When you first look at an altcoin exchange, you will notice that bid and sell prices are typically listed in one hundred millionths of the altcoin. This is an unusual level of micro-fractioning; stock exchanges typically only uses two decimal points, with the switch to decimal from one-eighth or one-sixteenth of a dollar coming only in 2001.
Why are bitcoin prices listed in such a way? The reason is that bitcoin is not the measure of record for the bitcoin blockchain. Transactions recorded to the blockchain are measured in satoshi, or 1/100,000,000 of a bitcoin.
The number of bitcoin is finite; only 21 million bitcoin will ever exist. To get around this hard limit, bitcoin inventor Satoshi Nakamoto created a fractional unit to the bitcoin to make fractional trading easier, should the community choose to take that route.
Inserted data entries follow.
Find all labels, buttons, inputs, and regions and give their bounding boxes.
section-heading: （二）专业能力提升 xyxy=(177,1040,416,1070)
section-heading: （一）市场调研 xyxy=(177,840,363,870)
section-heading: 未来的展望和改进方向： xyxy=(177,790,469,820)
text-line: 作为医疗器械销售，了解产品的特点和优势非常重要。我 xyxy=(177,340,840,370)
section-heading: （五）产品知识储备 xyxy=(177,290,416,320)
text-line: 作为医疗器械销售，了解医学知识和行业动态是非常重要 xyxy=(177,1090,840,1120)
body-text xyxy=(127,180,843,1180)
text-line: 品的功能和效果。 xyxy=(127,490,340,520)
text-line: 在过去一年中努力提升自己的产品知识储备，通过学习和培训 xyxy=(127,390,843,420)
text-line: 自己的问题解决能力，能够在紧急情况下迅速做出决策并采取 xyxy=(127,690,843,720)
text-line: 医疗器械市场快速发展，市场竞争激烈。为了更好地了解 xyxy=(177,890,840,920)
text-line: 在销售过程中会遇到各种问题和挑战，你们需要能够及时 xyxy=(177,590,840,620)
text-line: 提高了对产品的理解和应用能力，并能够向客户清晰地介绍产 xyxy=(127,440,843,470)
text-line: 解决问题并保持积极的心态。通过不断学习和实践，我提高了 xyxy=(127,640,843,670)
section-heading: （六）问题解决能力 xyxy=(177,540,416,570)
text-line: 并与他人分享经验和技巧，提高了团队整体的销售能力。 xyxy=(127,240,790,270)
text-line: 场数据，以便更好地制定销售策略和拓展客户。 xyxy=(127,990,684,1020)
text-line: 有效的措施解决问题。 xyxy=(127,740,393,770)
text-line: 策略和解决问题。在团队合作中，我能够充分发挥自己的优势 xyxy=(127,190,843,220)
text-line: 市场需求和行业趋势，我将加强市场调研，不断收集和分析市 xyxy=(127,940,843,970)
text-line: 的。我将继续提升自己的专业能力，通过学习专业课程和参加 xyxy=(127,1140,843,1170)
When a trader sells a bitcoin, he is not really selling one bitcoin; instead, he is selling 100,000,000 satoshi. A way to think about this is to think about a would-be car buyer. He is looking at buying a car that lists for $25,000. Even though he is paying for the car with 250 hundred-dollar bills, the price of the car, the worth of the car as reported on the DMV forms, and the amount received – per the receipt – are in dollars, as dollars are the measure of record for American fiat currency.
This way of pricing bitcoin creates two different set of problems. First, not all exchanges respect satoshi notation. Some will actually list bid and sell prices as a fraction of a bitcoin, written to the fourth or fifth decimal place. This is inaccurate and reflective of possible rounding errors in the reporting of the real price and it creates an inconsistent standard. An investor must first learn how to read an exchange’s prices, making casual exchange price comparisons a little tricky.
Second, most altcoins use the satoshi at a rate of 1:100,000,000 as their subunit. Many of the early bitcoin alternatives, such as Dogecoin, were actually just bitcoin clones, based on bitcoin’s open-source software. As these altcoins were simply relabeled bitcoin, they utilized bitcoin’s features, including the satoshi subunit. By the time true altcoins, such as Ethereum, which uses a different software base and blockchain, came on the market, “satoshi” had already become the generic term for an altcoin’s subunit.
This makes it difficult to use satoshi in an analytical or reporting sense without first noting the altcoin in question. It is important to note if one is speaking of the bitcoin satoshi, the ethereum satoshi, or the litecoin satoshi, among others, when discussing the satoshi.
Knowing what a satoshi is will help you understand the exchanges better. Even though the bitcoin satoshi is only worth about 29/10,000 of a cent, the satoshi is the measure of record for all altcoin transactions. Knowing how to recognize it makes trading a simpler matter now and it may help you in the future of your trading career, should the satoshi grow in value.